Natürlich wur­de schnell klar, dass die Kritik an dem „Gefällt-mir“-Button des sozia­len Netzwerkes Facebook hier in Schleswig-Holstein nicht gelöst wer­den kann. Alle Redner (Thorsten Fürter (Grüne ), Michael von Abercron (CDU), Peter Eichstädt (SPD), Ingrid Brand-Hückstädt (FDP), Heinz-Werner Jezewski (Linke) und Anke Spoorendonk (SSW) waren sich auch weit­ge­hend einig, dass eine bun­des­wei­te –  nein, bes­ser noch: euro­pa­wei­te – Lösung gefun­den wer­den müs­se. Aber es war wich­tig, dass sie über­haupt gere­det haben. Denn aus netz­po­li­ti­scher Sicht ist es nicht ent­schei­dend, ob eine Gremium vol­ler Entscheidungsträger, Multiplikatoren, Politiker eine Lösung fin­den kann, son­dern dass sie (sich) sen­si­bi­li­sie­ren für ein Thema, dass auch sie (und uns) betrifft.

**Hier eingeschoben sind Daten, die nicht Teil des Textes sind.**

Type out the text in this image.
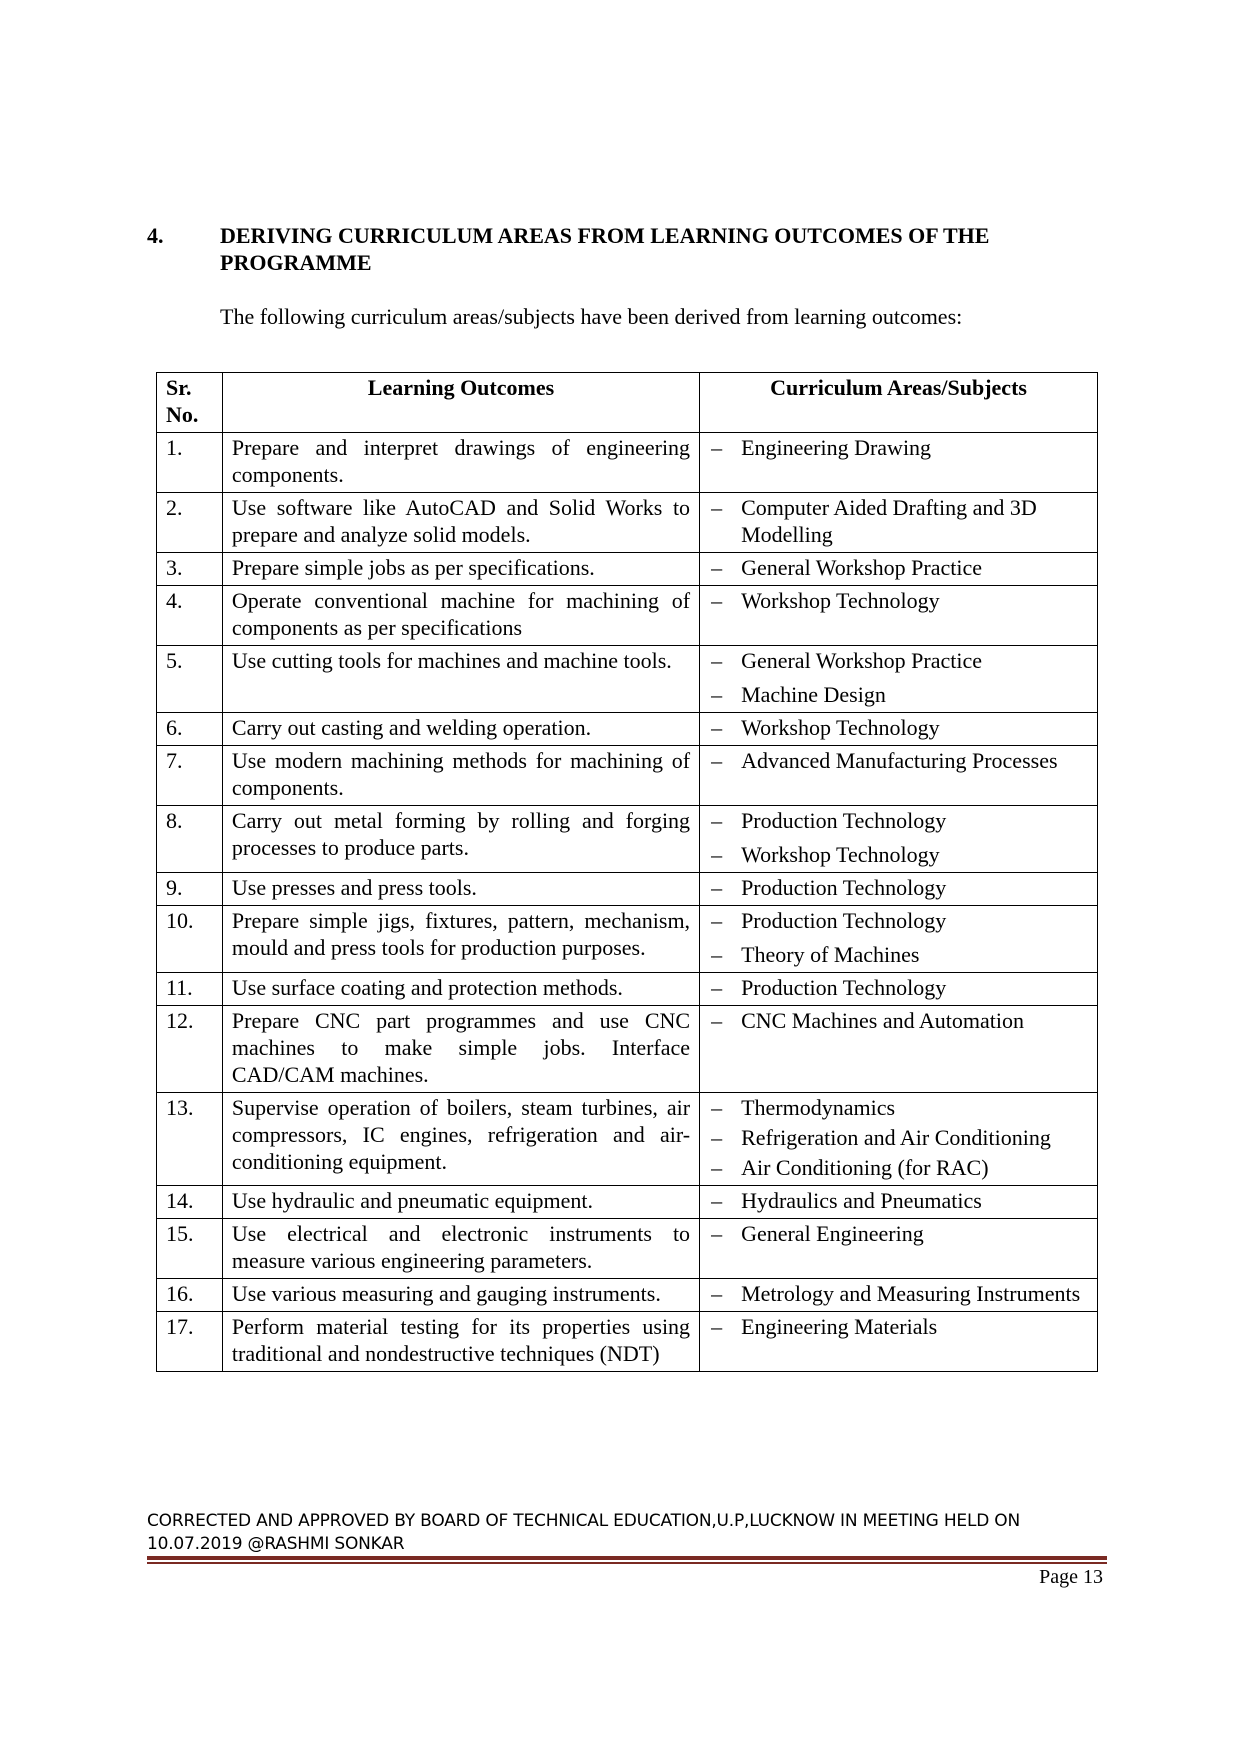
4.	DERIVING CURRICULUM AREAS FROM LEARNING OUTCOMES OF THE PROGRAMME
The following curriculum areas/subjects have been derived from learning outcomes:
Sr. No.	Learning Outcomes	Curriculum Areas/Subjects
1.	Prepare and interpret drawings of engineering components.	– Engineering Drawing

2.	Use software like AutoCAD and Solid Works to prepare and analyze solid models.	– Computer Aided Drafting and 3D Modelling

3.	Prepare simple jobs as per specifications.	– General Workshop Practice

4.	Operate conventional machine for machining of components as per specifications	– Workshop Technology

5.	Use cutting tools for machines and machine tools.	– General Workshop Practice
– Machine Design

6.	Carry out casting and welding operation.	– Workshop Technology

7.	Use modern machining methods for machining of components.	– Advanced Manufacturing Processes

8.	Carry out metal forming by rolling and forging processes to produce parts.	– Production Technology
– Workshop Technology

9.	Use presses and press tools.	– Production Technology

10.	Prepare simple jigs, fixtures, pattern, mechanism, mould and press tools for production purposes.	– Production Technology
– Theory of Machines

11.	Use surface coating and protection methods.	– Production Technology

12.	Prepare CNC part programmes and use CNC machines to make simple jobs. Interface CAD/CAM machines.	– CNC Machines and Automation

13.	Supervise operation of boilers, steam turbines, air compressors, IC engines, refrigeration and air-conditioning equipment.	– Thermodynamics
– Refrigeration and Air Conditioning
– Air Conditioning (for RAC)

14.	Use hydraulic and pneumatic equipment.	– Hydraulics and Pneumatics

15.	Use electrical and electronic instruments to measure various engineering parameters.	– General Engineering

16.	Use various measuring and gauging instruments.	– Metrology and Measuring Instruments

17.	Perform material testing for its properties using traditional and nondestructive techniques (NDT)	– Engineering Materials
CORRECTED AND APPROVED BY BOARD OF TECHNICAL EDUCATION,U.P,LUCKNOW IN MEETING HELD ON 10.07.2019 @RASHMI SONKAR
Page 13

Es ist falsch und über­heb­lich, in den Reden nach klei­nen sach­li­chen Fehlern zu suchen. Die gibt es über­all und stän­dig. Das erfah­ren wir jedes Mal, wenn wir als Fachmann oder Fachfrau auf einem Gebiet Artikel lesen, Fernsehbeiträge schau­en, in Bussen Gesprächen lau­schen, Landesblogartikel lesen oder Parlamentsdebatten zuhö­ren. Und wenn wir ehr­lich sind, dann reden wir häu­fig genug auch über Dinge, in denen wir 3/​4 Spezialexperten sind.

Jede Diskussion ist bes­ser als die dazu­ge­hö­ri­ge vor­he­ri­ge. Jede Debatte erhöht das Wissen der Zuhörenden und sen­si­bi­li­siert für ein Thema. Deshalb war die heu­ti­ge Debatte wich­tig.

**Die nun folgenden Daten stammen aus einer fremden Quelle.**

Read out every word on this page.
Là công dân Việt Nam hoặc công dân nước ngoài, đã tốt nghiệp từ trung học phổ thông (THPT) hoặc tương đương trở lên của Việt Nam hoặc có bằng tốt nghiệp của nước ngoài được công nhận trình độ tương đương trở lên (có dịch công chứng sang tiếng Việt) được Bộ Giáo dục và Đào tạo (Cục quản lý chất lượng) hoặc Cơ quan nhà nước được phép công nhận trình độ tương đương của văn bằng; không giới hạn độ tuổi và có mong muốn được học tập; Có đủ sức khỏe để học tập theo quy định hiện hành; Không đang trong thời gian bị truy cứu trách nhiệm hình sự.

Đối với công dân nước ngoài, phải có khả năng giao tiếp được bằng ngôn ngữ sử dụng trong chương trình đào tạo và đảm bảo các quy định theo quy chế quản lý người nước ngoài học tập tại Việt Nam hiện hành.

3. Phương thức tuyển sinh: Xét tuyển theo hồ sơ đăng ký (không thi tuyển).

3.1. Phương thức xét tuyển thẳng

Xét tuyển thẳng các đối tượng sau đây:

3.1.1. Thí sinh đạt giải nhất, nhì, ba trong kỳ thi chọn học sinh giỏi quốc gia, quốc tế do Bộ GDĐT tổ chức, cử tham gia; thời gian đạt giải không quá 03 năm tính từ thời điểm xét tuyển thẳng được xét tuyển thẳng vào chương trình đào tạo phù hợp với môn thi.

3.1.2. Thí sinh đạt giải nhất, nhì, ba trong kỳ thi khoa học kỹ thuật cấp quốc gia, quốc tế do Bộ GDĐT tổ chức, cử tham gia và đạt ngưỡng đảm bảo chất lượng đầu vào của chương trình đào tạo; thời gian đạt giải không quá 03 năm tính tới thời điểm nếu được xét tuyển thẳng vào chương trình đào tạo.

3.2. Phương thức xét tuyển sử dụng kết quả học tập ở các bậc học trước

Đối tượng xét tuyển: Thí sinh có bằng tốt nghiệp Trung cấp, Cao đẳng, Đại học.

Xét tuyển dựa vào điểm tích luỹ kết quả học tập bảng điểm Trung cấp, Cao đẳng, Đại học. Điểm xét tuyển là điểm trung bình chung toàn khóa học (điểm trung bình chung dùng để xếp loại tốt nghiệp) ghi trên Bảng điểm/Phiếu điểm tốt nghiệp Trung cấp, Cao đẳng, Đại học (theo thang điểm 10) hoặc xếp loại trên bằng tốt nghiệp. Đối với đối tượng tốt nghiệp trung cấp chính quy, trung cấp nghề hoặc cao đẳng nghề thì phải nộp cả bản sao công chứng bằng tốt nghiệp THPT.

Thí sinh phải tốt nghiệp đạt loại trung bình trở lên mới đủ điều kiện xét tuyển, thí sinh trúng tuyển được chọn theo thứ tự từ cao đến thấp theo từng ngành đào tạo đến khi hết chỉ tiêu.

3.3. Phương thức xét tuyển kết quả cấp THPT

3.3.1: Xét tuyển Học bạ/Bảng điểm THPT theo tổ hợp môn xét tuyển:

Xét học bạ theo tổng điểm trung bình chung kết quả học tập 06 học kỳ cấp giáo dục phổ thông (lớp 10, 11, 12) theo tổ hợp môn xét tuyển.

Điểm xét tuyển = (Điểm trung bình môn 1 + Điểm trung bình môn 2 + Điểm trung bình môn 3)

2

Mitnehmen kön­nen wir: Am 27.09. – 29.09. trifft sich die Konferenz der Beauftragten für die Datenschutzaufsicht im öffent­li­chen Bereich. Ziel die­ser Treffen ist es, das sag­te mir der ULD vor ein paar Tagen auf Anfrage, nicht nur, eine ein­heit­li­che Auslegung der gesetz­li­chen Grundlagen zu errei­chen. Auch eine Abstimmung des Vorgehens soll erreicht wer­den. Das ULD erwar­tet, dass „bei dem Treffen von sämt­li­chen Aufsichtsbehörden eine ein­heit­li­che Linie zu dem Vorgehen gegen­über Facebook und des­sen Nutzern gefun­den wird“.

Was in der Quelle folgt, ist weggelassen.